Nein - so weit geht die Zeitreise nicht, dass der Kunde überholten Kram erstehen könnte. Auch mit seinen 82 Jahren geht Lawaczeck noch mit der Zeit, reagiert mit seinem Angebot auf die Nachfrage. Diese Mischung aus Alt und Neu, mit alter Waage neben modernen Badeschlappen, mit vor hundert Jahren beschrifteten Schubladen, die Gewürze beherbergen, macht noch einmal einen ganz besonderen Reiz aus. Und eben die Gelassenheit, die einen nach dem hektischen Geschiebe in den Supermärkten der Vorweihnachtszeit wie ein Herauspurzeln aus der Normalzeit anmutet.
Zitat an einer Wand in der Drogerie von Josef Lawaczeck
Ja, jetzt ginge es bei ihm beschaulich zu, bestätigt Lawaczeck. "Aber das liegt daran, dass es eigentlich kein Geschäft mehr ist." Gegen die Drogerie-Ketten komme er eben nicht an. Zwar hätte der Senior schon längst in den Ruhestand gehen können. Doch Verkaufen und der Kontakt mit Menschen sei nun mal sein Hobby.
Dingeling. Eine alte Dame, schwer beladen, kommt lamentierend ins Geschäft. Wie ihr das nur habe passieren können, fragt sie sich laut. Ihren Schlüssel habe sie vergessen. "Setz dich doch erst mal", rät Lawaczeck aufmerksam und greift zum Telefonhörer. Er rufe jetzt die Verwandten an. "Die haben doch auch einen Schlüssel."
Eine solch freundliche Geste - selbstverständlich für den Geschäftsmann. Mit Sorge beobachte er aber, dass dieses aufeinander Achten nicht mehr zum Allgemeingut gehöre. "Diese kleinen Dinge, die das Leben so lebenswert machen, sind leider nicht mehr aktuell, scheint mir."
Plötzlich zwitschert und tiriliert es. "Das ist meine Vogeluhr", erklärt Lawaczeck schmunzelnd. Doch auch diese - so zeigt sich - verweigert sich der Normalzeit. Die Uhrzeit stimmt zwar, doch die Vogelstimme passt nicht zum angezeigten Tier, dem Rotkehlchen. Das allerdings, so sagt der Hobby-Ornithologe bedauernd, könne er ohnehin nicht mehr richtig hören.

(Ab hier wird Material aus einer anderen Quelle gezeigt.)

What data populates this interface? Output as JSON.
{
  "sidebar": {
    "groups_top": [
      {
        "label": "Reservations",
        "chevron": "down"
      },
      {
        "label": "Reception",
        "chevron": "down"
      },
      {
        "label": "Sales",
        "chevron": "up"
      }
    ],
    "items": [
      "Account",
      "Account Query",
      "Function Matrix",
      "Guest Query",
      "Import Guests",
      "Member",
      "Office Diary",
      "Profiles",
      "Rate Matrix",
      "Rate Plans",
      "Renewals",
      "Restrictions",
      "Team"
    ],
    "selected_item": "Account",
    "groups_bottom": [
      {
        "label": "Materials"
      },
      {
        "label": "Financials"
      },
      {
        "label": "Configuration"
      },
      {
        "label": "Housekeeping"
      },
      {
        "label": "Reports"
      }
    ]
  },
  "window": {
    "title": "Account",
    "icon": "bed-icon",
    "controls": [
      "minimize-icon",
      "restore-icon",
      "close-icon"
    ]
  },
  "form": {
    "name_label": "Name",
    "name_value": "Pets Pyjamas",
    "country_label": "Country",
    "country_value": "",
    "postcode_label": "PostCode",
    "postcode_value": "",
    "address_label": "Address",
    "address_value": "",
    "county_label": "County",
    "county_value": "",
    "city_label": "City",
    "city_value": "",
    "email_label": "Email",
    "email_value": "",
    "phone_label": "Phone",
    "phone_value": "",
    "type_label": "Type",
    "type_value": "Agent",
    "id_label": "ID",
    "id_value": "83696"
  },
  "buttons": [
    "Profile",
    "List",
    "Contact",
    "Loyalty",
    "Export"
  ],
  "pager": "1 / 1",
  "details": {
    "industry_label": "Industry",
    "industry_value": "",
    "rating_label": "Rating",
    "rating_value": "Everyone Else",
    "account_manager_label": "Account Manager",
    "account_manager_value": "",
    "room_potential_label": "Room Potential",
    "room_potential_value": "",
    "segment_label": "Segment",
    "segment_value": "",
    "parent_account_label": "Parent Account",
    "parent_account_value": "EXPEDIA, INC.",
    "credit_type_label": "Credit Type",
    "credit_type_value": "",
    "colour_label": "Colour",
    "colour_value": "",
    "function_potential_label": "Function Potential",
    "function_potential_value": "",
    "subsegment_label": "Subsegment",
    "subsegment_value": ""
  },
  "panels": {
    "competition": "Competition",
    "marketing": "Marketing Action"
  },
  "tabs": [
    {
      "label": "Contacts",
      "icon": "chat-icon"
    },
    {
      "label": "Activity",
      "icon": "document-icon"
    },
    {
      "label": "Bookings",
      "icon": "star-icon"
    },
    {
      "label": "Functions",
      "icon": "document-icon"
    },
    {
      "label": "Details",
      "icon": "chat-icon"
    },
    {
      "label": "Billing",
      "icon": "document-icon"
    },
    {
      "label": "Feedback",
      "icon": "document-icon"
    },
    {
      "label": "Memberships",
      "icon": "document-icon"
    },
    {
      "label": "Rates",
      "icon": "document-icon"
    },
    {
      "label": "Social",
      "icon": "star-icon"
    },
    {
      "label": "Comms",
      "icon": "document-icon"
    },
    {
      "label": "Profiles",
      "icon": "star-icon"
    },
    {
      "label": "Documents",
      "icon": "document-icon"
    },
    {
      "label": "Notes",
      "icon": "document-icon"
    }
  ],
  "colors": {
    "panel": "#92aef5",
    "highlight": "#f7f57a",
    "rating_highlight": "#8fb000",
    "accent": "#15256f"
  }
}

Das Alter macht eben auch einer Institution wie Lawaczeck zu schaffen. Und so kommt ihm auch immer wieder der Gedanke ans Aufhören in den Sinn. Nur wann? Da will er sich nicht festlegen. Die Besucherin jedenfalls muss nun wieder los. Die Normalzeit hat sie eingeholt. Versteht sich von selbst, dass der Geschäftsinhaber galant die Türe aufhält.